Perdonare è straziante. Chi vorrebbe perdonare il colpevole che ci ha ferito con cattiveria? Perdonare può anche mandarci in confusione. Cosa dovremmo fare quando la persona che ci ha fatto un torto non si pente? Quando non ammette ciò che ha fatto e non dice sinceramente che gli dispiace. Che fare allora?

Alcuni teologi sostengono che sia sbagliato perdonare l’offensore impenitente, mentre altri dicono che sia sbagliato non farlo.

Esaminiamo le argomentazioni a favore di entrambe le opzioni e vediamo se riusciamo a trovare una soluzione.

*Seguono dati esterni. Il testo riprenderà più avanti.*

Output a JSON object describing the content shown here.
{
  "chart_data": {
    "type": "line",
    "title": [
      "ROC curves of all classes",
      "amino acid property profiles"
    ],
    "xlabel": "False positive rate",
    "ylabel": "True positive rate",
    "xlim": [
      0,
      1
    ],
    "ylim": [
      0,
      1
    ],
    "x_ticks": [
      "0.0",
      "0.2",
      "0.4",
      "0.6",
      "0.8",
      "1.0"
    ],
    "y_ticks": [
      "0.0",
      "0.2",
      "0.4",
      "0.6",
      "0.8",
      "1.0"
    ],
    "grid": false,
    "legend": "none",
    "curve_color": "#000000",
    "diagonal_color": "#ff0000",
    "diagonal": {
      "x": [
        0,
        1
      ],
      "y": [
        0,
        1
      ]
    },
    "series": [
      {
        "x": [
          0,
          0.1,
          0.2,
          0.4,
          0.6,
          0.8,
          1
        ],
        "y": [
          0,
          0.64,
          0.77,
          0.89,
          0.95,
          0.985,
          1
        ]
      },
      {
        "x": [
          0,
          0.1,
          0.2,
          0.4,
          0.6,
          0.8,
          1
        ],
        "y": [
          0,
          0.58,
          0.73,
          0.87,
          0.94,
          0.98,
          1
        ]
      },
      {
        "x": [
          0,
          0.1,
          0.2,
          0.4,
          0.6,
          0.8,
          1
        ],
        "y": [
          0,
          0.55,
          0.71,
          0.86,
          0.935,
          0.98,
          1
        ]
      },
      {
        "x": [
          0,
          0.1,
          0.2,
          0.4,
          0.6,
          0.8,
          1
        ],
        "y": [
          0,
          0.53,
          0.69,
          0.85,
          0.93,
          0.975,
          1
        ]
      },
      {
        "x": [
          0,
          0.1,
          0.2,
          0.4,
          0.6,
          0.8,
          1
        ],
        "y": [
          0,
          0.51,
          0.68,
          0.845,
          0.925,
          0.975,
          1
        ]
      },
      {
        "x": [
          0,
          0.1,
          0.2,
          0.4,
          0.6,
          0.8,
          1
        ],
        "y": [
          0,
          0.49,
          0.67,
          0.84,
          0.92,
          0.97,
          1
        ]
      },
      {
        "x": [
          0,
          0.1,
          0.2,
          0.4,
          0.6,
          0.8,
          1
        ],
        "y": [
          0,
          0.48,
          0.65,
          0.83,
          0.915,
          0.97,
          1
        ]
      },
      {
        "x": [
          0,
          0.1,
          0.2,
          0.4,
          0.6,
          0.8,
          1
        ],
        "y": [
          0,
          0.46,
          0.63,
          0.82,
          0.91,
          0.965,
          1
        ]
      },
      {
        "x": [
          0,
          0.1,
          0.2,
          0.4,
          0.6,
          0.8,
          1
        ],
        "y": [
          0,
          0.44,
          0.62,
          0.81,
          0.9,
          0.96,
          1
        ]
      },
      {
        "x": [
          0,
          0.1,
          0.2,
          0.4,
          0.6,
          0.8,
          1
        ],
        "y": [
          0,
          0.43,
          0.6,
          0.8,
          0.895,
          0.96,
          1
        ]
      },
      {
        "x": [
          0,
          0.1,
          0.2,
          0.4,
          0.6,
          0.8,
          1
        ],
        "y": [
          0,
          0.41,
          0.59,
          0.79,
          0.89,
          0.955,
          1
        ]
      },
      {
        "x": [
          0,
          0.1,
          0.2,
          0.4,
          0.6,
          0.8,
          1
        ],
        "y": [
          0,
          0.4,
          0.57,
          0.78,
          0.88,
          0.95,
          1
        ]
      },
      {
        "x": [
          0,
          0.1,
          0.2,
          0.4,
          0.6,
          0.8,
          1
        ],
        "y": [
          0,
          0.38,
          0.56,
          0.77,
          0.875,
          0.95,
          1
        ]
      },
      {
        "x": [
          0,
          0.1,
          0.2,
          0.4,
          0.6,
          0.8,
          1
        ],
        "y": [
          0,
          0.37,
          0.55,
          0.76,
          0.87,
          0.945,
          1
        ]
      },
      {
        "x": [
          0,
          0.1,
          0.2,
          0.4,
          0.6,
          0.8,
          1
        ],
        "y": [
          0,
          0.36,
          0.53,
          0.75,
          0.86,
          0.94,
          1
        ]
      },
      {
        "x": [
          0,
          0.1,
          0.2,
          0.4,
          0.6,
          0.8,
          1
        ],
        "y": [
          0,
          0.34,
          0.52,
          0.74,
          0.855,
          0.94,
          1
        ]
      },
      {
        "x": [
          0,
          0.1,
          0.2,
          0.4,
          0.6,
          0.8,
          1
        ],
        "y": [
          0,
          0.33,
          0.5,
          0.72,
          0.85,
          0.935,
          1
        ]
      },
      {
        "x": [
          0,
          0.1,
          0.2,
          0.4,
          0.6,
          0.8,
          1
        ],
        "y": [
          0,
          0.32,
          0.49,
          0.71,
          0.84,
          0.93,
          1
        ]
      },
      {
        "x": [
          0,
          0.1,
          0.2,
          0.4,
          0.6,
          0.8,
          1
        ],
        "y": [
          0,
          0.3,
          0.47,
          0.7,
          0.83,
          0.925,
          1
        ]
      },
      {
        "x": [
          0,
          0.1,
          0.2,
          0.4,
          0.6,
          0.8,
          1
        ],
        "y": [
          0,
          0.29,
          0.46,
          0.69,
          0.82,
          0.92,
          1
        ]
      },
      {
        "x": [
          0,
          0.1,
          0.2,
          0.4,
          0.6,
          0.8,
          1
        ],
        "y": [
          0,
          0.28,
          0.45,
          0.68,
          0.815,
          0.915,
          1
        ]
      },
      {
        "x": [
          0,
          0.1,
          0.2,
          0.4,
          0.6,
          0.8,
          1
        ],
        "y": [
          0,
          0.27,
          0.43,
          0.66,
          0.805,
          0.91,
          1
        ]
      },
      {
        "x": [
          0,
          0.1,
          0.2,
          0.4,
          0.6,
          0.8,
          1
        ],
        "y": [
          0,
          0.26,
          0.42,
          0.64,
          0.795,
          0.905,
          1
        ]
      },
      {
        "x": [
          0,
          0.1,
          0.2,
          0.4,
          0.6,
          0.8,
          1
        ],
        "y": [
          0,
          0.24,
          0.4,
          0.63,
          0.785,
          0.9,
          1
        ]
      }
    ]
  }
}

Il perdono richiede il pentimento

In Unpacking Forgiveness, Chris Brauns fornisce quattro motivi convincenti per cui non dobbiamo perdonare a meno che l’offensore non si penta.

1. Il perdono senza pentimento non è biblico.

Paolo ci dice di perdonare gli altri “come anche Dio vi ha perdonati in Cristo” (Ef. 4:32), e Dio esige il pentimento prima di perdonare. Quando i peccatori compunti chiesero a Pietro cosa dovevano fare, egli disse: “Ravvedetevi e ciascuno di voi sia battezzato nel nome di Gesù Cristo, per il perdono dei vostri peccati” (Atti 2:38). All’inferno non ci sono persone perdonate completamente.

2. Il perdono senza pentimento crea un rischio morale.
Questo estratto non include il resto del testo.